Why does Mailtrack show my email was opened 10 times?
Security scanners and bots. Corporate email security tools — Microsoft Defender, Proofpoint, Mimecast, Barracuda — pre-load images and pre-click links during inbound scanning, each generating a separate "open" event. AI inbox agents like Google Gemini also load images while scanning. Your "15 opens from 3 countries" might be one security scanner and one AI agent.
Is there a way to track email attachments?
No. Email attachments are local copies with no connection back to you.
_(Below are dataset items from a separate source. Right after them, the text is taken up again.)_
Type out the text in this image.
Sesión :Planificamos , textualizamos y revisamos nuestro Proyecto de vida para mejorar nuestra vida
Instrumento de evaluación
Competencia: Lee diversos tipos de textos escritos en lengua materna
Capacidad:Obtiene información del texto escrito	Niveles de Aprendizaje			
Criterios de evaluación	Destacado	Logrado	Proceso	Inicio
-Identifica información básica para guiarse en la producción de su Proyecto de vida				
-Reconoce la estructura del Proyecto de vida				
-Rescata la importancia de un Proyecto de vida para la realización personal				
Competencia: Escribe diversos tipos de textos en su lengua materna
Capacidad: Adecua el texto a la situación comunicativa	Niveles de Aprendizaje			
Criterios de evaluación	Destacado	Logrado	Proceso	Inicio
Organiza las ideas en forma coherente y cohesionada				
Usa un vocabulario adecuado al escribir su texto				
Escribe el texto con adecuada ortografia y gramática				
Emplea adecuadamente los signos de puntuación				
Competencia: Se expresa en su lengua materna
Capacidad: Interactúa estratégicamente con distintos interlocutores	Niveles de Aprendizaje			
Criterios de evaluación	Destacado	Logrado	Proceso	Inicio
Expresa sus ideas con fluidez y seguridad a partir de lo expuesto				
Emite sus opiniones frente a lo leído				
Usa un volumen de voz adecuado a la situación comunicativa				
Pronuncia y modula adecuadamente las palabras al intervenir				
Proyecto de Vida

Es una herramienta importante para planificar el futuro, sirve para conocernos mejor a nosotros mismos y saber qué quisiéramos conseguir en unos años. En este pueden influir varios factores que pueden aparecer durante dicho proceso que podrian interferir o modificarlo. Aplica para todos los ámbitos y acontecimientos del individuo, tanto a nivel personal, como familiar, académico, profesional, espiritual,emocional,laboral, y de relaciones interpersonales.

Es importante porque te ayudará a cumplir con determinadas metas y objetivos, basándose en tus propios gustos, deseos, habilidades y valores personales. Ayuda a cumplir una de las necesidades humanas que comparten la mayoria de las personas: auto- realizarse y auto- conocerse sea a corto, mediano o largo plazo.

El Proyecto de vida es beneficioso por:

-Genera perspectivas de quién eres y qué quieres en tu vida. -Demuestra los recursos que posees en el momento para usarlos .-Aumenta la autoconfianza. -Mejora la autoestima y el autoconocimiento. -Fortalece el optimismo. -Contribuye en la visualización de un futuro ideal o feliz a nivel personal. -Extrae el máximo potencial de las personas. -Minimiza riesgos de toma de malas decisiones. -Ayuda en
See Can You Track If Someone Opened Your Email Attachment? for the full explanation and the alternative approach.
What about Superhuman, Hey, or other email clients with read tracking?
Superhuman (acquired by Grammarly in 2025 for approximately $825M) still offers "Read Statuses" — pixel-based tracking showing when, how many times, and on which device someone opened your email. The feature is now off by default after a 2019 controversy over location tracking, which was permanently removed.
Hey.com takes the opposite approach — it actively strips all tracking pixels from incoming emails, identifies which service attempted to track you, and tells you.
Both illustrate the same point: the underlying pixel mechanism is identical, subject to the same Apple MPP, Gmail proxy, and security scanner limitations covered above. A fancier UI doesn't fix the reliability problem.